Professor Inderjeet Parmar: I mean the United States and the core western allies — I don't think they are going to go anywhere. In particular, I think those are the core relationships, but I would suggest that I think the focus on Asia is bound to increase, and I think there is a desire to make sure that China is integrated, that you engage with China and that you take account of its military assertiveness in the region in East Asia, but at the same time you engage with the institutions that they have established, the Shanghai Cooperation Organisation [and] the Asian Infrastructure Investment Bank, for example; you stay engaged and close with those, so that effectively you are monitoring, you are cooperating, collaborating and also containing and leveraging Chinese power. I think that is the big thing. So that's why I think in this report India and Japan were really important, and in that regards that is part of the American strategy as well. So while this is signalling that the world is shifting and it has been for some time and is likely to continue to shift, America, for the UK, is too strategically central to be abandoned in any meaningful sense — it is too important.

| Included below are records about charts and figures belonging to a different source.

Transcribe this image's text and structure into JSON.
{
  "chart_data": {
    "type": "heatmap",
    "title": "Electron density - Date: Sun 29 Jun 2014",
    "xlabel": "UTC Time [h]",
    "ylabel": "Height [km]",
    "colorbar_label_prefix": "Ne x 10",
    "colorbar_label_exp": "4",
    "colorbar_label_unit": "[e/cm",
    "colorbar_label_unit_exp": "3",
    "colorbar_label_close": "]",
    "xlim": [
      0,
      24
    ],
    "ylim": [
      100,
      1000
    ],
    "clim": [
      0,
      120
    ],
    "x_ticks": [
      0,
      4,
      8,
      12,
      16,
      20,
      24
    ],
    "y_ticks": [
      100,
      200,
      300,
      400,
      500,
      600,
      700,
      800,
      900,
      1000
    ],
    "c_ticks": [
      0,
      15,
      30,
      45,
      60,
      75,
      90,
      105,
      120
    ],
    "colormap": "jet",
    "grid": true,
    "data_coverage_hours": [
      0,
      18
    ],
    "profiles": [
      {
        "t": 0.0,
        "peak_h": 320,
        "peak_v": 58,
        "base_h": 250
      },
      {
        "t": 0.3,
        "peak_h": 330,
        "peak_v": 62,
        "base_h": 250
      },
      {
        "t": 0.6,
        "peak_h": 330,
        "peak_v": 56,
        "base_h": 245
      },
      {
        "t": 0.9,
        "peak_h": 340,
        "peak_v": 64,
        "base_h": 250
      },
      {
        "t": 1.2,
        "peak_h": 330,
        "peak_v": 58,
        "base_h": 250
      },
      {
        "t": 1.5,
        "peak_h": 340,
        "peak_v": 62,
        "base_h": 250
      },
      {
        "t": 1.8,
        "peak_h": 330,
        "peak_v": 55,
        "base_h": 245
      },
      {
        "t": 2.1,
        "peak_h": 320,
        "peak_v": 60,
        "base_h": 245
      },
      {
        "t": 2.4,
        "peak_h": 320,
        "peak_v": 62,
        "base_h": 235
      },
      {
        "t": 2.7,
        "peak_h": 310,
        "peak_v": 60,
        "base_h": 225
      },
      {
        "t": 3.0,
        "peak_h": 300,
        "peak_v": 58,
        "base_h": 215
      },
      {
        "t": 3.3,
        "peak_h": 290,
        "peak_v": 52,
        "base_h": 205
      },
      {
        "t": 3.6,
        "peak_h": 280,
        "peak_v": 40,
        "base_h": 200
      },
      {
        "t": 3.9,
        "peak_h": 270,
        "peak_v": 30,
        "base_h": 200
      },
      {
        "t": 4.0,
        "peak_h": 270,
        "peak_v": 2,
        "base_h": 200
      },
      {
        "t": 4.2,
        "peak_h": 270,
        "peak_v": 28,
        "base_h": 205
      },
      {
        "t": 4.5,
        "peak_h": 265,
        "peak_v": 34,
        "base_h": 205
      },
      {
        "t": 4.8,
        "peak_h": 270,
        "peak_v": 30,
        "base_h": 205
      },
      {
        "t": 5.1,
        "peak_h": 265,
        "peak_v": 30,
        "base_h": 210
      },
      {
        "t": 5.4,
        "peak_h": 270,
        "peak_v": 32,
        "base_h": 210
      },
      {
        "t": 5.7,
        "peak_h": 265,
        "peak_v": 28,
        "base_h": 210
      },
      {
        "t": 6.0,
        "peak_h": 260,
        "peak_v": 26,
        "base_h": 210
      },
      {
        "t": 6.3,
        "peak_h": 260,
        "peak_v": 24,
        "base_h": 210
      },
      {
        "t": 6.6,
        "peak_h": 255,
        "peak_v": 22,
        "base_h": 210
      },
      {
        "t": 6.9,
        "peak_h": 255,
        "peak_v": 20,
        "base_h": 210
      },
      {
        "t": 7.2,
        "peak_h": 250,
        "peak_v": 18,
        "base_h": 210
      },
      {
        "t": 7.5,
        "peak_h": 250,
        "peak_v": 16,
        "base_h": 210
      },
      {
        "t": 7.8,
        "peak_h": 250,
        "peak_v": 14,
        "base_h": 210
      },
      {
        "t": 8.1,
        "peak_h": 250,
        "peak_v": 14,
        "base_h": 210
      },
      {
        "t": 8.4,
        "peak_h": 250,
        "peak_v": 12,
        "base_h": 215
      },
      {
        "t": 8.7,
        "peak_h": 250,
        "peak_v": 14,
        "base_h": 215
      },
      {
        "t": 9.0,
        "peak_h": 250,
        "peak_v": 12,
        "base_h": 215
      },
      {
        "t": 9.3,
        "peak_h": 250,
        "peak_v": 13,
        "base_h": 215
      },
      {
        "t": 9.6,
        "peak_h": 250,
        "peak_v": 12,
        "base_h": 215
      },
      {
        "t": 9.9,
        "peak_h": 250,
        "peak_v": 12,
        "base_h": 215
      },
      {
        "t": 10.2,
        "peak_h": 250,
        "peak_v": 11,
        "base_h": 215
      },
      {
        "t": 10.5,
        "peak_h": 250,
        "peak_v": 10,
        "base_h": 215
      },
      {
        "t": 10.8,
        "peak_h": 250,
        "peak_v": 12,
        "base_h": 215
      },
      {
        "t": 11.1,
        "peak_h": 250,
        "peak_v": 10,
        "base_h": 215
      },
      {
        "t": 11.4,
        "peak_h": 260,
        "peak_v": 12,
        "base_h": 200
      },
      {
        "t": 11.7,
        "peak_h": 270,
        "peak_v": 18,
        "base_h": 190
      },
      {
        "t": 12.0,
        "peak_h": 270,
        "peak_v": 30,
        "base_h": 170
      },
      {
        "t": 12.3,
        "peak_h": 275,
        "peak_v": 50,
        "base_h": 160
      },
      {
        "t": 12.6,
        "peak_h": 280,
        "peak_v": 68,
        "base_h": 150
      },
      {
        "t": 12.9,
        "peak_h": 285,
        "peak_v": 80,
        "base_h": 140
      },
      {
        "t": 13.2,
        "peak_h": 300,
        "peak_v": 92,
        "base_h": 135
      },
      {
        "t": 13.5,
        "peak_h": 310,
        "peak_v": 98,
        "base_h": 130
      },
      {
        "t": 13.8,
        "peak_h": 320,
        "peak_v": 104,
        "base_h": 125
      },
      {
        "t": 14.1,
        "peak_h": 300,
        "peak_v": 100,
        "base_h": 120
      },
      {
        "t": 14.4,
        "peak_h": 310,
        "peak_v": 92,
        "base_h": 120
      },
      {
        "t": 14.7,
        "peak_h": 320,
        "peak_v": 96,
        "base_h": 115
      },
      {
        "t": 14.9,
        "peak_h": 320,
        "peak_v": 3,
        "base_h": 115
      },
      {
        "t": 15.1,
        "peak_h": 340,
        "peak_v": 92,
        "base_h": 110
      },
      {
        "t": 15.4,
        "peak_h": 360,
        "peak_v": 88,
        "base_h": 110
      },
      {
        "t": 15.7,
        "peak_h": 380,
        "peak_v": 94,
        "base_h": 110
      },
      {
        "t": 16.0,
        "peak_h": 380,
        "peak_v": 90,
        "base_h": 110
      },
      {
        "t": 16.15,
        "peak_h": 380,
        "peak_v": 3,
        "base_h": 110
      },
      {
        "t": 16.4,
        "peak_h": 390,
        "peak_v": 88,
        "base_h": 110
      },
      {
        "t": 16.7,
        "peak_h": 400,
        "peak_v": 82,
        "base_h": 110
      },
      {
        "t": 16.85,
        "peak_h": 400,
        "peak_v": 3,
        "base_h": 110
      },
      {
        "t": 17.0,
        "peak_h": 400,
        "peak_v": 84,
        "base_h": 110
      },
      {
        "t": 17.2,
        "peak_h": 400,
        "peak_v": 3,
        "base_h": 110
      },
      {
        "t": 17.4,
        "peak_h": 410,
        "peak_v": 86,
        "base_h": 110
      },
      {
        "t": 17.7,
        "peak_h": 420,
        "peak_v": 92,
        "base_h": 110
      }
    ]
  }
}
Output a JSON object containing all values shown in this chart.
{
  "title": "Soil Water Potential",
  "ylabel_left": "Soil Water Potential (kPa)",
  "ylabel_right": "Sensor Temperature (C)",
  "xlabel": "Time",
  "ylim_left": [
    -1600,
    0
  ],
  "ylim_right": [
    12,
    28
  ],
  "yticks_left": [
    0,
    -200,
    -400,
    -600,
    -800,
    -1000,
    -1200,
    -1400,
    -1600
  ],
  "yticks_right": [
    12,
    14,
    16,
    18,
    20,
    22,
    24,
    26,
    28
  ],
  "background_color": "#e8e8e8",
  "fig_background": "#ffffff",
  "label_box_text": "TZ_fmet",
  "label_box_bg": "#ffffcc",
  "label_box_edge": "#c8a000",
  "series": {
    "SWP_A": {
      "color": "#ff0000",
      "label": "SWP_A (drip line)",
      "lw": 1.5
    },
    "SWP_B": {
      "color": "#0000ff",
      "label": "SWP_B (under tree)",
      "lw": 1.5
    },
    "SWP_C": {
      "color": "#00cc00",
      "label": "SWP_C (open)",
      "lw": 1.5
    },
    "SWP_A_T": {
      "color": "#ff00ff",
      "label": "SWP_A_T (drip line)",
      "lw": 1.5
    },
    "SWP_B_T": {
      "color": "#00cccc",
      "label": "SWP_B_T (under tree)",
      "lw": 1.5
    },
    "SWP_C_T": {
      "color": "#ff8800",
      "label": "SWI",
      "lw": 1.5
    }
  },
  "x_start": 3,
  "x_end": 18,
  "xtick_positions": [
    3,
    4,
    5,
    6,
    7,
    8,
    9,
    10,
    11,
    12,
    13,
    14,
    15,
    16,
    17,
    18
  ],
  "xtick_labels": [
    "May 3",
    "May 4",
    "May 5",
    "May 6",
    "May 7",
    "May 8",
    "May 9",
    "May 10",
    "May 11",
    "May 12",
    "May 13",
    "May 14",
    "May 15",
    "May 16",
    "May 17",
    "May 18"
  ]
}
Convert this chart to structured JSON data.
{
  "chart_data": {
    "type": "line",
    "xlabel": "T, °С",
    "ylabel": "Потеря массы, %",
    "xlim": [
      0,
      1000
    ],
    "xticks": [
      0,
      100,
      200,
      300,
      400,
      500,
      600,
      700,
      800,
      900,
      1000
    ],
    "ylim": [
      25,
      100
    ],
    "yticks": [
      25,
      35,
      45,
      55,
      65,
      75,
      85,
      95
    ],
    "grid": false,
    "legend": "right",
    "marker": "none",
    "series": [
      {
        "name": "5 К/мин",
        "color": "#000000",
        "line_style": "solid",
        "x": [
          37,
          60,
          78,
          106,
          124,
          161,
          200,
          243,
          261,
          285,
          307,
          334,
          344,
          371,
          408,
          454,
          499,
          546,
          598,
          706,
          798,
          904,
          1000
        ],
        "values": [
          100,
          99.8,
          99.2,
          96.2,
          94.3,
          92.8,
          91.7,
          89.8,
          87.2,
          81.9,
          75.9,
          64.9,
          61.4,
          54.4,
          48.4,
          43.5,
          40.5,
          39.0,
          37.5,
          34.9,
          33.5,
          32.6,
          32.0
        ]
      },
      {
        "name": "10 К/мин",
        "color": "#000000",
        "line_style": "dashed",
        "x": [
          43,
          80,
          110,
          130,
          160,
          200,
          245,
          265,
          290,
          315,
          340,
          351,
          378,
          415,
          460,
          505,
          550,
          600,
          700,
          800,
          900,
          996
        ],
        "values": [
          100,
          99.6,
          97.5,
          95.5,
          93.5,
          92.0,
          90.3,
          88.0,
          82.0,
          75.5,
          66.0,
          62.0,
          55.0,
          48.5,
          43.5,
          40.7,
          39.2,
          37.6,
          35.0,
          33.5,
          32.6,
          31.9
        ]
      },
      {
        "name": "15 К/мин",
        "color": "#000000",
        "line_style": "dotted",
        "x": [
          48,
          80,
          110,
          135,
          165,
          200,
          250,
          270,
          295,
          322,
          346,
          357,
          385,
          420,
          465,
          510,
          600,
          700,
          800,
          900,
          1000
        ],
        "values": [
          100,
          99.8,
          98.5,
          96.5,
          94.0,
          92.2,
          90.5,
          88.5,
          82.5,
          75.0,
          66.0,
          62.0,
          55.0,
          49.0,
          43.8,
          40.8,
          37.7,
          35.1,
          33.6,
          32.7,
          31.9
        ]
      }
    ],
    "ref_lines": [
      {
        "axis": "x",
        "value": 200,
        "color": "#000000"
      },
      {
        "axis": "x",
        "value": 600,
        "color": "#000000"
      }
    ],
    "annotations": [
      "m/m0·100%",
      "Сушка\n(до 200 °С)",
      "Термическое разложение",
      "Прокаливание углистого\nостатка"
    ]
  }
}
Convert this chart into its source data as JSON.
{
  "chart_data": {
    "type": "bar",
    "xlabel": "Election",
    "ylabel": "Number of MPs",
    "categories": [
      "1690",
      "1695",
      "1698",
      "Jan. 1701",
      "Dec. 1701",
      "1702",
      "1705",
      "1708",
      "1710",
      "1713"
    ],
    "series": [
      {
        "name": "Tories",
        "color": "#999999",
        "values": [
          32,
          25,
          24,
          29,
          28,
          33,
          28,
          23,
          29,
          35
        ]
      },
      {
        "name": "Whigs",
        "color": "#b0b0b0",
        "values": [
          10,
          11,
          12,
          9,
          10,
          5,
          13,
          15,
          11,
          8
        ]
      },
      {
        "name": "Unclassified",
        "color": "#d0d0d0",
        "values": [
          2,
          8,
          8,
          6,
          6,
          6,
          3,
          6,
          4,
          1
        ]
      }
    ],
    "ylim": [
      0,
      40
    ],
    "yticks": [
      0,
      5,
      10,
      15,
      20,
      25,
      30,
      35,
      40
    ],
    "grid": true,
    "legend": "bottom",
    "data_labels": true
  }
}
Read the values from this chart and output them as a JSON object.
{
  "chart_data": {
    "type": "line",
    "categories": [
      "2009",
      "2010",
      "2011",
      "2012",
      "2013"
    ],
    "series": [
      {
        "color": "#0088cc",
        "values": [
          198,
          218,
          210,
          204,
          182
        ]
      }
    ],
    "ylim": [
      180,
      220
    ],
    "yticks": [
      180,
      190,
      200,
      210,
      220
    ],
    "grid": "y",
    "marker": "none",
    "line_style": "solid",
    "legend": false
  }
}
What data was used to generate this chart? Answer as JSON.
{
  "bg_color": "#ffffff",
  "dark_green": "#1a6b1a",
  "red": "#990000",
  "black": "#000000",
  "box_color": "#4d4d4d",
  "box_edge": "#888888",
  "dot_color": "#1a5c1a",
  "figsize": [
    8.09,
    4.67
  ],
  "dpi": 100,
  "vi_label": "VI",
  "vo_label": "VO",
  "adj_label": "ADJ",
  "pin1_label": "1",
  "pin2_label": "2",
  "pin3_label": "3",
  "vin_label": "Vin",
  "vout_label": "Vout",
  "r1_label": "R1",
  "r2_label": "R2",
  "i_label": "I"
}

Sputnik: On the other hand, if Trump's agenda of "America First" doesn't benefit the UK, why should London still comply with the US agenda?

Professor Inderjeet Parmar: I think this is a kind of renegotiation within the relationship rather than negotiating a way out of it. The fact is that in the end, Britain alone, according to its own foreign policy elites from the 1940s onwards, Britain alone was unable in its own due to be able to carry out of that global imperial role, which historically it did. It allied with the United States in order to try to piggyback on it, to some extent, but also because it was already a global financial and military great power. I think that is what they want to renegotiate, given the various changes that are going on. They are not abandoning it; they are renegotiating it.

The views and opinions expressed by the speaker do not necessarily reflect those of Sputnik.